Increasing to 24-bit color, 4096×4096, gave us access to 16,777,216 output colors: exactly enough for an RGB image. This is because each channel (red, green, and blue) is 8 bits, resulting in 224 possible colors. Here’s the neutral lookup table we started with:
It’s a 16×16 grid, where each square is 256×256 pixels. The blue value increases from 0 to 255 going right to left in each individual square. The green value increases from 0 to 255 going top to bottom in each square. Red increases from 0 to 255 going left to right and top to bottom in each square, i.e., the top-left square has 0 red, the top right square has 15 red, the bottom right square has 255 red, etc.
Each pixel in an image has four channels: red, green, blue, and alpha. We’re only concerned with the first three here, since we’re not doing any transparency manipulation in our current batch of filters. With our neutral lookup table, we now have a mathematical index for every possible combination of RGB values from [0, 0, 0] (black), to [255, 255, 255] (white).
The image data is returned from the canvas as an enormous Uint8ClampedArray, with four points of data for each pixel.

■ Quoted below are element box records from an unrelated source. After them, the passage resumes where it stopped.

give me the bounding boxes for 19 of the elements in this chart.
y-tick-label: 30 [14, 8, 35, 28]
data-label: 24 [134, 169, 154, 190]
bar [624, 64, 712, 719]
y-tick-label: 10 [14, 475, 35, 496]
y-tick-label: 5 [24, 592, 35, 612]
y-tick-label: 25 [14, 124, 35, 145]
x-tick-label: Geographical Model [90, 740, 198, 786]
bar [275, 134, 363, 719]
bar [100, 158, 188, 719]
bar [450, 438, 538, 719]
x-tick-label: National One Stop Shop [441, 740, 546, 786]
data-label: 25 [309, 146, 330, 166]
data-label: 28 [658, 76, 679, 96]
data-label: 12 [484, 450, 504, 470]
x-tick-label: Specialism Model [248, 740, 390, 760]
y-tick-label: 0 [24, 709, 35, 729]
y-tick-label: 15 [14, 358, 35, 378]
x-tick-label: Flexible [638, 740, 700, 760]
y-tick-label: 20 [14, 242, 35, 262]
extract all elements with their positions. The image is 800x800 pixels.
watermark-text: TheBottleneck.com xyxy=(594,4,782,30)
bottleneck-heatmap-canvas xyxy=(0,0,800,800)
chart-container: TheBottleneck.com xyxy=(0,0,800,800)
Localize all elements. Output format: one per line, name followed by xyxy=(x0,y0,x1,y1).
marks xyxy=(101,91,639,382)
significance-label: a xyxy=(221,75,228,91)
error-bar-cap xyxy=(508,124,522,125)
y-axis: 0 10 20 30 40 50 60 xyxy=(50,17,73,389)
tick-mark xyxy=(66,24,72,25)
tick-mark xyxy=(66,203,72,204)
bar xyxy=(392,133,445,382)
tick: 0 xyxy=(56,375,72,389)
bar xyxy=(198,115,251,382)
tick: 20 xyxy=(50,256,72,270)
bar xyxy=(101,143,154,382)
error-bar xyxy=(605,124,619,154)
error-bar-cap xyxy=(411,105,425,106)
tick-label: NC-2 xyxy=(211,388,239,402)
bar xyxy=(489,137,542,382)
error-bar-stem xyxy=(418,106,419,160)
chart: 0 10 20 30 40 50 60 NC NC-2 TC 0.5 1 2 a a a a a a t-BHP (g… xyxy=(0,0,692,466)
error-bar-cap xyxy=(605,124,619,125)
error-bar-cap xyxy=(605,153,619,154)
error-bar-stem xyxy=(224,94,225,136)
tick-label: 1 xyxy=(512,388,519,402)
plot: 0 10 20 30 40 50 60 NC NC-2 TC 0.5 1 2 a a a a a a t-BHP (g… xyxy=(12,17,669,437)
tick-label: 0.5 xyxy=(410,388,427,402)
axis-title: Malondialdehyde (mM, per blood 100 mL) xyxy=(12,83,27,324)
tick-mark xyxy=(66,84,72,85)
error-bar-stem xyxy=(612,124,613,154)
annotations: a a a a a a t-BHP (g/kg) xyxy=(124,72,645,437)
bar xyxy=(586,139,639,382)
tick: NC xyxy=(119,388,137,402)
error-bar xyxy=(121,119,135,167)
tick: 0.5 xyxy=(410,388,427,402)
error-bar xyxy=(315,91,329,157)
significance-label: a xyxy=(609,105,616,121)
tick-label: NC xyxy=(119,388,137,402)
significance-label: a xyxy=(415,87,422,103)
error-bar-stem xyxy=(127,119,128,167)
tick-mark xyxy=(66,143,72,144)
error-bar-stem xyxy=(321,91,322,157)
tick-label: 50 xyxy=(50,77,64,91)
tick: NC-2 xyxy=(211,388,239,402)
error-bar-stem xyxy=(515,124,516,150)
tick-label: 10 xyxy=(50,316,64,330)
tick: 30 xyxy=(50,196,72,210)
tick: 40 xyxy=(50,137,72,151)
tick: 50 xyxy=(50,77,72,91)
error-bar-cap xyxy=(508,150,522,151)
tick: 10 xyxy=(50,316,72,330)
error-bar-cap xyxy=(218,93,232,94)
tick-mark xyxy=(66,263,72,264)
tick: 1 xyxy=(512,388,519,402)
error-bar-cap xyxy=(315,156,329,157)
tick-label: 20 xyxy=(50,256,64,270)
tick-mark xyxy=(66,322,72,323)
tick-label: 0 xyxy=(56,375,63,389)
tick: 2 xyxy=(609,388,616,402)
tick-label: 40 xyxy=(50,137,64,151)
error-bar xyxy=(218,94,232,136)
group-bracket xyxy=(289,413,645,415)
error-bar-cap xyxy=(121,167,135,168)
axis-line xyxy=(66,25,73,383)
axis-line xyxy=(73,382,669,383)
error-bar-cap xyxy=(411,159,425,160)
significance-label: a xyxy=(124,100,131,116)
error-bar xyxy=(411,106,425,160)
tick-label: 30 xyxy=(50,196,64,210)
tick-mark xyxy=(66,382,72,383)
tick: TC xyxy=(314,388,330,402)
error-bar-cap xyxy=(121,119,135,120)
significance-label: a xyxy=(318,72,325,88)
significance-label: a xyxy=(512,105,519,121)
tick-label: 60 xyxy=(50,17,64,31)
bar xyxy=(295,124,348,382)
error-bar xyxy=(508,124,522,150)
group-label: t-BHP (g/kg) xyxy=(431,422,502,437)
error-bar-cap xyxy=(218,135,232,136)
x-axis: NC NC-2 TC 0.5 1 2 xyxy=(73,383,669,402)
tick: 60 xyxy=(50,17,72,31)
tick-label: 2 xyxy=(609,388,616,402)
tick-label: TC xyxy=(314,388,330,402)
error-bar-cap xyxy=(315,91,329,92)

It looks like this:
We can now determine where a pixel with those RGB values would fall in our neutral lookup table like so:
Where r, g, and b are the RGB values of the pixel you’re looking at in the original image.
We get the x coordinate by first finding which square it’s in (r % 16)
, multiplying by 256 since there are 256 pixels in each square, then adding the original image’s blue value. To get the y coordinate, we get the row with Math.floor(r / 16)
, then follow the same math from the x coordinate. The index is finally calculated by multiplying the y coordinate by 4,096 (the width of the table, i.e., the number of pixels/row), adding the x coordinate, and multiplying the result by 4 to account for the fact that, while we only have ~16 million pixels in our table, we have four channels of data for each pixel.
This is now our reference point for every color in the original image. Now we just need the new color at that point after applying a filter.
Here’s how this approach allowed us to make sure our design team could work completely in their own tool and hand off something we could use. They’d create the desired effect with adjustment layers and then provide us with the original image, the manipulated image that we needed to match, and the adjustment settings they applied.
By working from actual images, all we have to do is take our neutral lookup table, open it in the same image editing software, and apply the exact same adjustment layers we got from the design team.
From here, it’s as simple as finding the pixel in this table at the index we found previously, getting its RGB values, and writing the RGB values back to the original image data. That data is then put into the canvas in the Image Editor. Here’s the same image with the Bright & Crisp filter applied next to the reference image from the design team:
It’s identical to the image created in the designers’ image-editing tool.
What’s Next
We’ve set ourselves up so that all we need to do to add a completely new filter is add a lookup table to the module, update a few enums that drive the UI, build and publish. We also found that this solution can help with other parts of the Image Editor where all that’s needed is a one-to-one color replacement. For example, our contrast slider is now driven by two lookup tables on either end that give a design-curated result, whereas before we had to rely on Fabric’s less finessed option. We’re excited to continue improving our Image Editor, using lookup tables as another tool in our belt.